MOHAMMED AL RIFAI / KEYSTONE
Les autorités syriennes tiennent la milice terroriste État islamique (EI) responsable de l'attentat, même si le groupe ne l'a pas encore revendiqué. C'est le premier attentat de ce genre dans la capitale syrienne depuis le renversement du régime Assad par des rebelles islamistes en décembre.
Des témoins oculaires ont rapporté des scènes chaotiques. « Quelqu'un est entré de l'extérieur avec une arme à feu », a déclaré un visiteur selon l'agence de presse AFP. Un autre témoin a décrit comment l'explosion a fracassé les fenêtres et projeté des bancs d'église jusqu'à l'entrée.
Le Patriarcat grec-orthodoxe a condamné fermement l'acte : « La main sournoise du mal a frappé ce soir », indique un communiqué.
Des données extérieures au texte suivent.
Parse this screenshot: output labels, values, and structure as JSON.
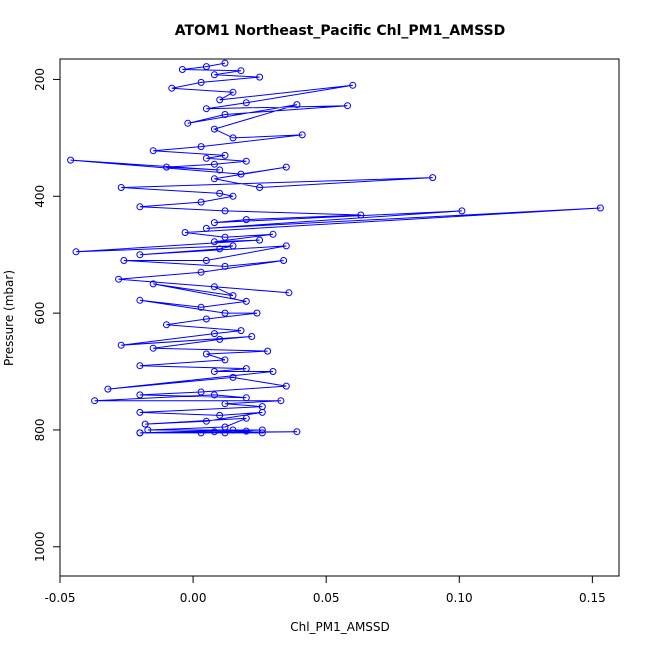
{
  "chart_data": {
    "type": "scatter",
    "title": "ATOM1 Northeast_Pacific Chl_PM1_AMSSD",
    "xlabel": "Chl_PM1_AMSSD",
    "ylabel": "Pressure (mbar)",
    "xlim": [
      -0.05,
      0.16
    ],
    "ylim": [
      1050,
      165
    ],
    "y_reversed": true,
    "x_ticks": [
      -0.05,
      0.0,
      0.05,
      0.1,
      0.15
    ],
    "x_tick_labels": [
      "-0.05",
      "0.00",
      "0.05",
      "0.10",
      "0.15"
    ],
    "y_ticks": [
      200,
      400,
      600,
      800,
      1000
    ],
    "y_tick_labels": [
      "200",
      "400",
      "600",
      "800",
      "1000"
    ],
    "grid": false,
    "legend": "none",
    "series": [
      {
        "color": "#0000ff",
        "marker": "open-circle",
        "line": true,
        "x": [
          0.012,
          0.005,
          -0.004,
          0.018,
          0.008,
          0.025,
          0.003,
          -0.008,
          0.015,
          0.01,
          0.06,
          0.02,
          0.005,
          0.058,
          0.012,
          -0.002,
          0.039,
          0.008,
          0.015,
          0.041,
          0.003,
          -0.015,
          0.012,
          0.005,
          0.02,
          0.008,
          -0.01,
          0.01,
          -0.046,
          0.018,
          0.035,
          0.008,
          0.025,
          0.09,
          -0.027,
          0.01,
          0.015,
          0.003,
          -0.02,
          0.012,
          0.063,
          0.02,
          0.008,
          0.101,
          0.005,
          0.153,
          -0.003,
          0.012,
          0.03,
          0.008,
          0.025,
          -0.044,
          0.015,
          0.01,
          -0.02,
          0.035,
          0.005,
          -0.026,
          0.012,
          0.034,
          0.003,
          -0.028,
          0.036,
          0.008,
          0.015,
          -0.015,
          0.02,
          0.003,
          -0.02,
          0.012,
          0.024,
          0.005,
          -0.01,
          0.018,
          0.008,
          -0.027,
          0.022,
          0.01,
          -0.015,
          0.028,
          0.005,
          0.012,
          -0.02,
          0.02,
          0.008,
          0.03,
          -0.032,
          0.015,
          0.035,
          0.003,
          -0.02,
          0.02,
          0.008,
          -0.037,
          0.033,
          0.012,
          0.026,
          -0.02,
          0.01,
          0.026,
          0.005,
          -0.018,
          0.02,
          0.012,
          -0.017,
          0.026,
          0.008,
          -0.02,
          0.015,
          0.026,
          0.003,
          0.039,
          -0.02,
          0.012,
          0.02
        ],
        "y": [
          172,
          178,
          183,
          185,
          192,
          196,
          205,
          215,
          222,
          235,
          210,
          240,
          250,
          245,
          260,
          275,
          243,
          285,
          300,
          295,
          315,
          322,
          330,
          335,
          340,
          345,
          350,
          355,
          338,
          362,
          350,
          370,
          385,
          368,
          385,
          395,
          400,
          410,
          418,
          425,
          432,
          440,
          445,
          425,
          455,
          420,
          462,
          470,
          465,
          478,
          475,
          495,
          485,
          490,
          500,
          485,
          510,
          510,
          520,
          510,
          530,
          542,
          565,
          555,
          570,
          550,
          580,
          590,
          578,
          600,
          600,
          610,
          620,
          630,
          635,
          655,
          640,
          645,
          660,
          665,
          670,
          680,
          690,
          695,
          700,
          700,
          730,
          710,
          725,
          735,
          740,
          745,
          740,
          750,
          750,
          755,
          760,
          770,
          775,
          770,
          785,
          790,
          780,
          795,
          800,
          800,
          803,
          805,
          800,
          805,
          805,
          803,
          805,
          805,
          802
        ]
      }
    ]
  }
}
L'église a demandé aux autorités transitionnelles de Damas de faire toute la lumière sur l'attaque et d'assurer la protection des établissements religieux.
Des voix internationales, dont l'ONU et la Ligue arabe, ont également condamné l'attentat. L'acte souligne la menace persistante posée par les groupes islamistes dans une Syrie toujours marquée par la violence malgré le changement de gouvernement. Selon un rapport de l'ONU en février, environ 3 000 combattants de l'EI se trouvent en Syrie – beaucoup opérant depuis le désert de la Badia.